Es gibt eine Reihe ausgelegter Wörterbücher (alle sehr nostalgisch aussehend!) - sollen wir mehr Fremdsprachen lernen? Eisschollen, die sicher bald schmelzen, ein Mann, der irgendwas wissenschaftliches erklärt - nein, ich habe nicht zugehört. Es ist unmöglich sich in diesem Raum zu konzentrieren. Das soll man auch gar nicht. Man wird bewusst außen vor gelassen.
Wer Sachbücher in einer Ausstellung auslegt, tut das nicht, um das Publikum zur Lektüre einzuladen. Man tut das als Beweisführung: „Ja, das hier Gezeigte hat ein theoretisches Fundament. Ich habe einen Wissensvorsprung“. Die eigene Dummheit wird uns damit vor Augen gehalten. Nein, diese Bücher liest niemand im Ausstellungsraum, aber in der Folge trauen wir unserer Urteilskraft weniger.

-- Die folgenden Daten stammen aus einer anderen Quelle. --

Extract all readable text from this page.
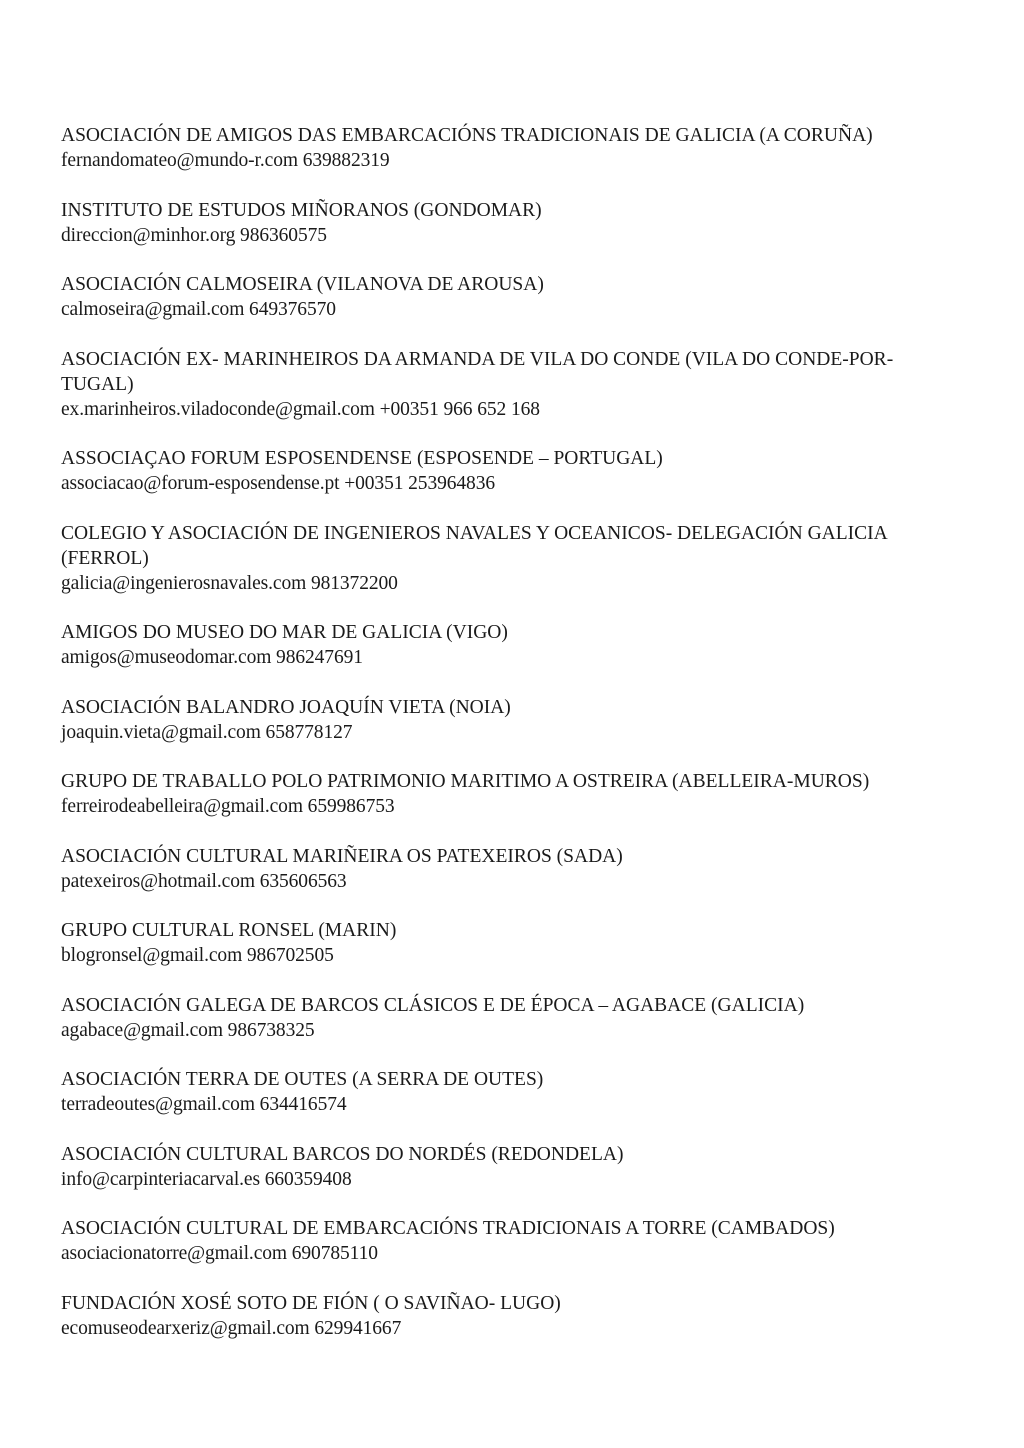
ASOCIACIÓN DE AMIGOS DAS EMBARCACIÓNS TRADICIONAIS DE GALICIA (A CORUÑA)
fernandomateo@mundo-r.com 639882319
INSTITUTO DE ESTUDOS MIÑORANOS (GONDOMAR)
direccion@minhor.org 986360575
ASOCIACIÓN CALMOSEIRA (VILANOVA DE AROUSA)
calmoseira@gmail.com 649376570
ASOCIACIÓN EX- MARINHEIROS DA ARMANDA DE VILA DO CONDE (VILA DO CONDE-POR-
TUGAL)
ex.marinheiros.viladoconde@gmail.com +00351 966 652 168
ASSOCIAÇAO FORUM ESPOSENDENSE (ESPOSENDE – PORTUGAL)
associacao@forum-esposendense.pt +00351 253964836
COLEGIO Y ASOCIACIÓN DE INGENIEROS NAVALES Y OCEANICOS- DELEGACIÓN GALICIA
(FERROL)
galicia@ingenierosnavales.com 981372200
AMIGOS DO MUSEO DO MAR DE GALICIA (VIGO)
amigos@museodomar.com 986247691
ASOCIACIÓN BALANDRO JOAQUÍN VIETA (NOIA)
joaquin.vieta@gmail.com 658778127
GRUPO DE TRABALLO POLO PATRIMONIO MARITIMO A OSTREIRA (ABELLEIRA-MUROS)
ferreirodeabelleira@gmail.com 659986753
ASOCIACIÓN CULTURAL MARIÑEIRA OS PATEXEIROS (SADA)
patexeiros@hotmail.com 635606563
GRUPO CULTURAL RONSEL (MARIN)
blogronsel@gmail.com 986702505
ASOCIACIÓN GALEGA DE BARCOS CLÁSICOS E DE ÉPOCA – AGABACE (GALICIA)
agabace@gmail.com 986738325
ASOCIACIÓN TERRA DE OUTES (A SERRA DE OUTES)
terradeoutes@gmail.com 634416574
ASOCIACIÓN CULTURAL BARCOS DO NORDÉS (REDONDELA)
info@carpinteriacarval.es 660359408
ASOCIACIÓN CULTURAL DE EMBARCACIÓNS TRADICIONAIS A TORRE (CAMBADOS)
asociacionatorre@gmail.com 690785110
FUNDACIÓN XOSÉ SOTO DE FIÓN ( O SAVIÑAO- LUGO)
ecomuseodearxeriz@gmail.com 629941667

Im inhaltlichen Vorsprung zu sein wird nirgends so selbstgerecht gefeiert und von den Zurückgelassenen auch noch bejubelt, wie in der Kunst. Manchmal habe ich das Gefühl, dass sich die Jurys selbst beweisen wollen - „Wir haben es auch verstanden!“ Ich komme mir ausgetrickst vor bei dieser Kluft zwischen Anspruch und Realisierung. Immer geht es um ganz Großes: globale Zusammenhänge, Reisen, andere Länder, Naturphänomene, Philosophie. Dabei macht die Künstlerin nie sichtbar woher das alles kommt. Wo ist die innere Logik? Was ist die Methode?
Ähnlich geht es mir bei Theresa Tuffner: die Zeichen stehen auf Komplexität, aber ich komme zu keinem Verstehen, außer einem - recht dürftigen! - kognitiven, nach Lektüre des Begleittexts. Verstehen geht auch durch den Körper, durch die emotionalen Zentren. Die Hervorhebung dieser Arbeit seitens des Freundeskreises kann ich nur als Herumstochern in den eigenen Vorstellungen sehen; Vorstellungen einer unglücklichen Kultur, in der wir denken, dass Wissen reicht, um Veränderung herbeizuführen.

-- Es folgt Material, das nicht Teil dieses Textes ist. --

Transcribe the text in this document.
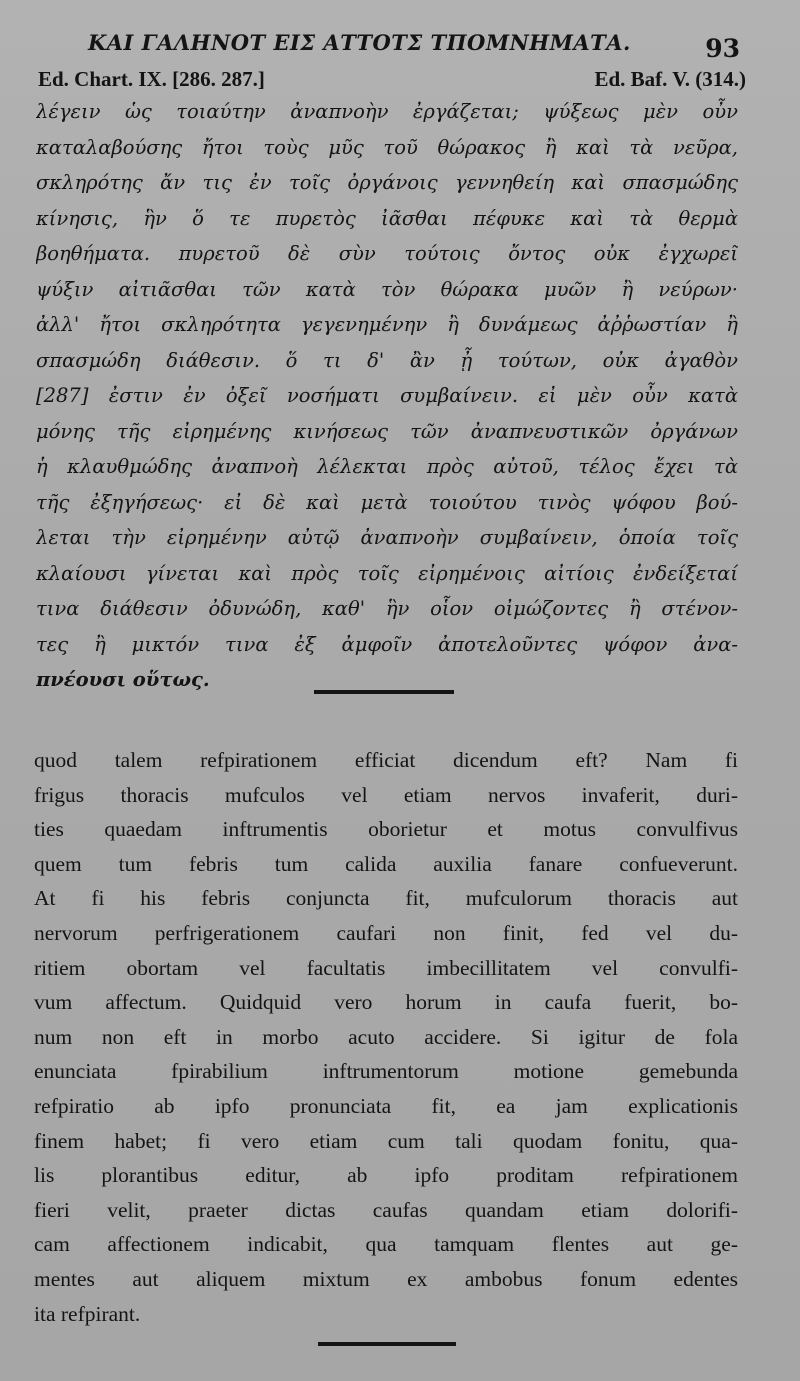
ΚΑΙ ΓΑΛΗΝΟΤ ΕΙΣ ΑΤΤΟΤΣ ΤΠΟΜΝΗΜΑΤΑ.	93
Ed. Chart. IX. [286. 287.]	Ed. Baf. V. (314.)
λέγειν ὡς τοιαύτην ἀναπνοὴν ἐργάζεται; ψύξεως μὲν οὖν
καταλαβούσης ἤτοι τοὺς μῦς τοῦ θώρακος ἢ καὶ τὰ νεῦρα,
σκληρότης ἄν τις ἐν τοῖς ὀργάνοις γεννηθείη καὶ σπασμώδης
κίνησις, ἣν ὅ τε πυρετὸς ἰᾶσθαι πέφυκε καὶ τὰ θερμὰ
βοηθήματα. πυρετοῦ δὲ σὺν τούτοις ὄντος οὐκ ἐγχωρεῖ
ψύξιν αἰτιᾶσθαι τῶν κατὰ τὸν θώρακα μυῶν ἢ νεύρων·
ἀλλ' ἤτοι σκληρότητα γεγενημένην ἢ δυνάμεως ἀῤῥωστίαν ἢ
σπασμώδη διάθεσιν. ὅ τι δ' ἂν ᾖ τούτων, οὐκ ἀγαθὸν
[287] ἐστιν ἐν ὀξεῖ νοσήματι συμβαίνειν. εἰ μὲν οὖν κατὰ
μόνης τῆς εἰρημένης κινήσεως τῶν ἀναπνευστικῶν ὀργάνων
ἡ κλαυθμώδης ἀναπνοὴ λέλεκται πρὸς αὐτοῦ, τέλος ἔχει τὰ
τῆς ἐξηγήσεως· εἰ δὲ καὶ μετὰ τοιούτου τινὸς ψόφου βού-
λεται τὴν εἰρημένην αὐτῷ ἀναπνοὴν συμβαίνειν, ὁποία τοῖς
κλαίουσι γίνεται καὶ πρὸς τοῖς εἰρημένοις αἰτίοις ἐνδείξεταί
τινα διάθεσιν ὀδυνώδη, καθ' ἣν οἷον οἰμώζοντες ἢ στένον-
τες ἢ μικτόν τινα ἐξ ἀμφοῖν ἀποτελοῦντες ψόφον ἀνα-
πνέουσι οὕτως.
quod talem refpirationem efficiat dicendum eft? Nam fi
frigus thoracis mufculos vel etiam nervos invaferit, duri-
ties quaedam inftrumentis oborietur et motus convulfivus
quem tum febris tum calida auxilia fanare confueverunt.
At fi his febris conjuncta fit, mufculorum thoracis aut
nervorum perfrigerationem caufari non finit, fed vel du-
ritiem obortam vel facultatis imbecillitatem vel convulfi-
vum affectum. Quidquid vero horum in caufa fuerit, bo-
num non eft in morbo acuto accidere. Si igitur de fola
enunciata fpirabilium inftrumentorum motione gemebunda
refpiratio ab ipfo pronunciata fit, ea jam explicationis
finem habet; fi vero etiam cum tali quodam fonitu, qua-
lis plorantibus editur, ab ipfo proditam refpirationem
fieri velit, praeter dictas caufas quandam etiam dolorifi-
cam affectionem indicabit, qua tamquam flentes aut ge-
mentes aut aliquem mixtum ex ambobus fonum edentes
ita refpirant.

Bei der alltäglichen medialen Überreizung brauchen wir keinen Künstler, der uns erzählt, wie komplex die Welt ist, sondern einen, der aus der Komplexität eine Auswahl trifft. Der in der Lage ist, etwas Einzelnes herauszustellen und diesem Bedeutung und Wichtigkeit zu geben.
Beide, Theresa Tuffner und Mirjam Kroker, arbeiten in ihren Diplomarbeiten additiv. Beide setzen auf „viel hilft viel“. In einer Anhäufung gemischter Thematiken und Medien findet jede/r etwas, was ihm/ihr gefällt - die Rechnung ging auf. Schon wieder punktet das Marktschreierische. Schon wieder wurde Cool-Sein vor Ernsthaftigkeit prämiert. Eine einfache Zeichnung, in der sich jemand eine eigene Sprache erarbeitet, hat viel mehr Gehalt als wenn man ein Archiv auskippt. Aber sie wird nie einen Preis gewinnen.
Ich hätte ja Natalie Burgmann den Preis gegeben. Mit zwei Zeichnungen, zwei kleinen Leinwänden und der mittig hängenden nicht-benutzbaren Kleidung eröffnet sie mit sicherer Hand eine sensible Welt, die ohne Zusätze Bestand hat. Wärmekleidung heißen die genähten Objekte, auf eines der Kleidungsstücke wurden verschiedenartige menschliche Haarsträhnen appliziert. Die Künstlerin hat sicher ihre Freunde gefragt, ihr Haare zu schenken. Wie das wärmen muss! Mich berührt die Idee, dass wir fragile Wesen sind und Fürsprecher brauchen, Wächter unserer Seele - das sind unsere engsten Vertrauten.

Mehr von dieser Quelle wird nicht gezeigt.